Ya que estaba en el médico, aproveché para pedir el alta; había estado de baja desde el martes hasta el viernes. El lunes quería ir al instituto a hacer los exámenes finales de 4º de ESO. Aunque lo había dejado todo preparado, por si acaso algo se complicaba, prefería ser yo la que estuviera con los alumnos. Además, el martes tenía que estar en Manacor para la Selectividad. Lo cierto es que me costó que el doctor al que fui me diera permiso para ir a trabajar, y eso que busqué a uno que no era mi médico de cabecera, quien me había dicho que con esa operación estaría como mínimo tres semanas de baja, que me dolería muchísimo y que se me hincharía el brazo, una prueba más de que no se puede escuchar a nadie y de que, en estas cosas, cada cuerpo es un mundo. Al final convencí al médico de urgencias diciéndole que no me podía encontrar mejor y que, si no iba a trabajar, me iba a coger una depresión y me gastaría un dineral en terapias. No sé si le convencí, pero me firmó el papelito.
El lunes fui al instituto, el martes estuve en Selectividad y, a última hora de la tarde fui a buscar los resultados de la biopsia al laboratorio de anatomía patológica de la clínica R., donde me llevé una gran alegría y un gran disgusto. La primer hoja del informe hacía referencia al tumor: 1’7 centímetros (lo que me dijo el radiólogo con esa especie de lector de código de barras con el que se hacen las ecografías, lejos de las apreciaciones de otras pruebas más sofisticadas e infinitamente más caras) y, lo mejor, sin rastro de células cancerígenas alrededor. Traducción: no me iban a tener que quitar el pecho, porque el tejido que rodeaba el tumor estaba completamente limpio.
Lamentablemente, la segunda página contenía las malas noticias: a pesar de lo que salió en la prueba de quirófano, los ganglios sí que tenían metástasis. Cuando leí la palabra se me doblaron las piernas, literalmente. Fue el segundo momento más duro de todo lo que había vivido hasta entonces, porque para mí suponía la posibilidad real de que el cáncer estuviera más extendido de lo que las pruebas habían dicho. Había también otros datos, sobre receptores y oncogenes, pero no los supe descifrar.
El miércoles 18 de junio fui a ver al doctor T. Con su hieratismo habitual me dijo que los receptores y los oncogenes daban resultados contradictorios, que tendrían que ser valorados por el oncólogo que me fuera a tratar y me explicó qué había pasado con los ganglios; ya me había advertido que un 10% de los resultados de la prueba de urgencia son erróneos, y que lo del quirófano necesita siempre de un análisis posterior. Yo había tenido la mala suerte de estar en el 10% que falla por una cuestión del tipo de corte que se le hace a la muestra. Pensé que era la mujer diez, pero del diez por ciento: un diez por ciento tendrá cáncer de mama en algún momento de su vida, la prueba falla en un diez por ciento… Como para jugar a la lotería, vamos.

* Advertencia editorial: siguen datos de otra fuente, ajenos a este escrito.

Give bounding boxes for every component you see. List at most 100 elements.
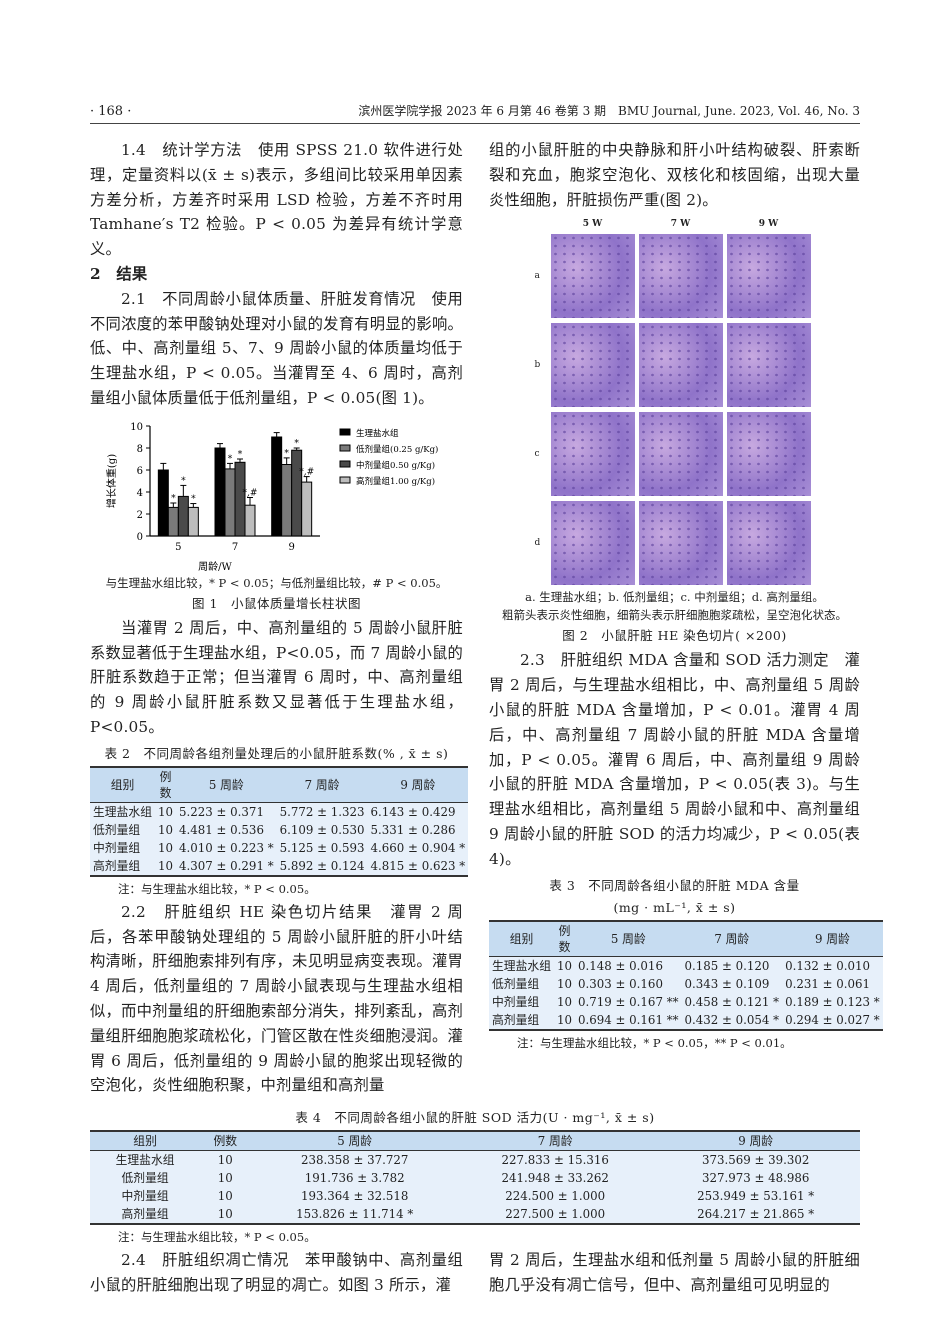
- table-cell: 227.500 ± 1.000: [459, 1205, 652, 1226]
- table-cell: 中剂量组: [489, 992, 554, 1011]
- paragraph-2-3: 2.3 肝脏组织 MDA 含量和 SOD 活力测定 灌胃 2 周后，与生理盐水组…: [489, 651, 860, 868]
- figure2-caption: 图 2 小鼠肝脏 HE 染色切片( ×200): [562, 628, 787, 644]
- table4: 组别 例数 5 周龄 7 周龄 9 周龄 生理盐水组 10 238.358 ± 37.727 2…: [90, 1130, 860, 1226]
- bar: [291, 449, 303, 537]
- table-row: 高剂量组 10 4.307 ± 0.291 * 5.892 ± 0.124 4.815 …: [90, 856, 469, 877]
- paragraph-continued: 组的小鼠肝脏的中央静脉和肝小叶结构破裂、肝索断裂和充血，胞浆空泡化、双核化和核固…: [489, 141, 860, 209]
- column-header: 例数: [554, 919, 576, 957]
- legend-label: 生理盐水组: [356, 428, 399, 439]
- table-cell: 0.185 ± 0.120: [681, 956, 783, 975]
- column-header: 7 周龄: [276, 765, 368, 803]
- table-cell: 6.143 ± 0.429: [367, 802, 469, 821]
- table-cell: 5.331 ± 0.286: [367, 820, 469, 839]
- table-row: 中剂量组 10 4.010 ± 0.223 * 5.125 ± 0.593 4.660 …: [90, 838, 469, 857]
- bar: [157, 469, 169, 537]
- column-header: 5 周龄: [176, 765, 277, 803]
- bar: [234, 461, 246, 537]
- legend-swatch: [339, 460, 351, 468]
- table-row: 生理盐水组 10 238.358 ± 37.727 227.833 ± 15.316 3…: [90, 1150, 860, 1170]
- table-cell: 10: [200, 1205, 251, 1226]
- table-header-row: 组别 例数 5 周龄 7 周龄 9 周龄: [90, 1130, 860, 1152]
- table-cell: 264.217 ± 21.865 *: [651, 1205, 860, 1226]
- table-row: 低剂量组 10 191.736 ± 3.782 241.948 ± 33.262 327…: [90, 1169, 860, 1188]
- y-tick-label: 6: [137, 466, 143, 477]
- table3: 组别 例数 5 周龄 7 周龄 9 周龄 生理盐水组 10 0.148 ± 0.016 0.18…: [489, 919, 883, 1031]
- table-row: 中剂量组 10 0.719 ± 0.167 ** 0.458 ± 0.121 * 0.1…: [489, 992, 883, 1011]
- table-cell: 0.148 ± 0.016: [575, 956, 682, 975]
- table-cell: 253.949 ± 53.161 *: [651, 1187, 860, 1206]
- y-tick-label: 2: [137, 510, 143, 521]
- table-cell: 4.481 ± 0.536: [176, 820, 277, 839]
- legend-swatch: [339, 476, 351, 484]
- table-cell: 327.973 ± 48.986: [651, 1169, 860, 1188]
- table-cell: 193.364 ± 32.518: [250, 1187, 460, 1206]
- table-cell: 10: [155, 820, 177, 839]
- table-cell: 0.294 ± 0.027 *: [782, 1010, 883, 1031]
- table-cell: 4.307 ± 0.291 *: [176, 856, 277, 877]
- micrograph-panel: [550, 412, 635, 497]
- table2: 组别 例数 5 周龄 7 周龄 9 周龄 生理盐水组 10 5.223 ± 0.371 5.77…: [90, 765, 469, 877]
- table-cell: 10: [554, 1010, 576, 1031]
- table-cell: 0.432 ± 0.054 *: [681, 1010, 783, 1031]
- running-header-bar: · 168 · 滨州医学院学报 2023 年 6 月第 46 卷第 3 期 BM…: [90, 102, 860, 124]
- row-label: d: [534, 538, 541, 549]
- paragraph-2-1: 2.1 不同周龄小鼠体质量、肝脏发育情况 使用不同浓度的苯甲酸钠处理对小鼠的发育…: [90, 289, 463, 407]
- table-row: 高剂量组 10 153.826 ± 11.714 * 227.500 ± 1.000 2…: [90, 1205, 860, 1226]
- significance-mark: *: [238, 450, 243, 460]
- column-label: 7 W: [670, 219, 691, 230]
- table3-subtitle: (mg · mL⁻¹, x̄ ± s): [613, 899, 736, 915]
- legend-label: 高剂量组1.00 g/Kg): [356, 476, 435, 487]
- paragraph-2-4: 2.4 肝脏组织凋亡情况 苯甲酸钠中、高剂量组小鼠的肝脏细胞出现了明显的凋亡。如…: [90, 1251, 463, 1294]
- significance-mark: *: [171, 494, 176, 504]
- table3-title: 表 3 不同周龄各组小鼠的肝脏 MDA 含量: [549, 877, 800, 893]
- table-cell: 224.500 ± 1.000: [459, 1187, 652, 1206]
- left-column: 1.4 统计学方法 使用 SPSS 21.0 软件进行处理，定量资料以(x̄ ±…: [90, 138, 469, 1098]
- column-header: 组别: [489, 919, 554, 957]
- figure1-caption: 图 1 小鼠体质量增长柱状图: [192, 595, 361, 611]
- table-cell: 10: [554, 974, 576, 993]
- table-cell: 10: [200, 1169, 251, 1188]
- table-cell: 0.132 ± 0.010: [782, 956, 883, 975]
- table-cell: 5.772 ± 1.323: [276, 802, 368, 821]
- bar-chart: 0 2 4 6 8 10 增长体重(g) 5 * * * 7 * * *,# 9 * * *,# 周龄/W 生理盐水组低…: [105, 422, 438, 573]
- table3-note: 注：与生理盐水组比较，* P < 0.05，** P < 0.01。: [517, 1035, 792, 1050]
- legend-label: 中剂量组0.50 g/Kg): [356, 460, 435, 471]
- bar: [167, 506, 179, 537]
- table-row: 低剂量组 10 4.481 ± 0.536 6.109 ± 0.530 5.331 ± …: [90, 820, 469, 839]
- table-cell: 227.833 ± 15.316: [459, 1150, 652, 1170]
- table-cell: 低剂量组: [90, 1169, 201, 1188]
- y-tick-label: 10: [130, 422, 143, 433]
- table-cell: 低剂量组: [90, 820, 155, 839]
- table-row: 生理盐水组 10 5.223 ± 0.371 5.772 ± 1.323 6.143 ±…: [90, 802, 469, 821]
- table-cell: 10: [554, 956, 576, 975]
- table-cell: 高剂量组: [90, 1205, 201, 1226]
- table-cell: 5.892 ± 0.124: [276, 856, 368, 877]
- bar: [271, 436, 283, 537]
- table-cell: 4.010 ± 0.223 *: [176, 838, 277, 857]
- figure2-legend-groups: a. 生理盐水组；b. 低剂量组；c. 中剂量组；d. 高剂量组。: [525, 590, 824, 605]
- paragraph-2-4-continued: 胃 2 周后，生理盐水组和低剂量 5 周龄小鼠的肝脏细胞几乎没有凋亡信号，但中、…: [489, 1251, 860, 1294]
- table-row: 中剂量组 10 193.364 ± 32.518 224.500 ± 1.000 253…: [90, 1187, 860, 1206]
- column-label: 5 W: [582, 219, 603, 230]
- y-tick-label: 8: [137, 444, 143, 455]
- y-tick-label: 0: [137, 532, 143, 543]
- table-cell: 4.660 ± 0.904 *: [367, 838, 469, 857]
- table-cell: 高剂量组: [90, 856, 155, 877]
- micrograph-panel: [638, 234, 723, 319]
- table-cell: 0.694 ± 0.161 **: [575, 1010, 682, 1031]
- table4-title: 表 4 不同周龄各组小鼠的肝脏 SOD 活力(U · mg⁻¹, x̄ ± s): [295, 1110, 655, 1126]
- bar: [224, 468, 236, 537]
- micrograph-panel: [550, 323, 635, 408]
- column-header: 5 周龄: [575, 919, 682, 957]
- legend-swatch: [339, 428, 351, 436]
- table-header-row: 组别 例数 5 周龄 7 周龄 9 周龄: [90, 765, 469, 803]
- table-row: 高剂量组 10 0.694 ± 0.161 ** 0.432 ± 0.054 * 0.2…: [489, 1010, 883, 1031]
- row-label: a: [534, 271, 540, 282]
- table2-title: 表 2 不同周龄各组剂量处理后的小鼠肝脏系数(% , x̄ ± s): [104, 745, 449, 761]
- table-cell: 10: [155, 802, 177, 821]
- column-header: 7 周龄: [459, 1130, 652, 1152]
- table-header-row: 组别 例数 5 周龄 7 周龄 9 周龄: [489, 919, 883, 957]
- row-label: c: [534, 449, 540, 460]
- column-header: 组别: [90, 1130, 201, 1152]
- column-header: 5 周龄: [250, 1130, 460, 1152]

La metástasis en los ganglios suponía una nueva intervención quirúrgica, con más días de hospitalización, y un incómodo drenaje con el que tendría que salir de la clínica. El médico me indicó el ocho de julio como fecha de la operación, y yo le propuse el 15 (ya dije que él sólo opera los martes en la privada), para tener tiempo de acabar con lo del tribunal de oposiciones, si no era cuestión de una semana. No es así; de hecho, me informó de que un tumor como el que yo tenía tarda unos seis años en formarse, así que siete días no suponían ninguna diferencia.
Me dijo que me buscara oncólogo y quedamos para la semana siguiente, cuando me quitaría los puntos. Todo fue tan frío y distante como lo cuento. ¡Como para llorar delante del Iceman, igual me echa de la consulta y se niega a tratarme más!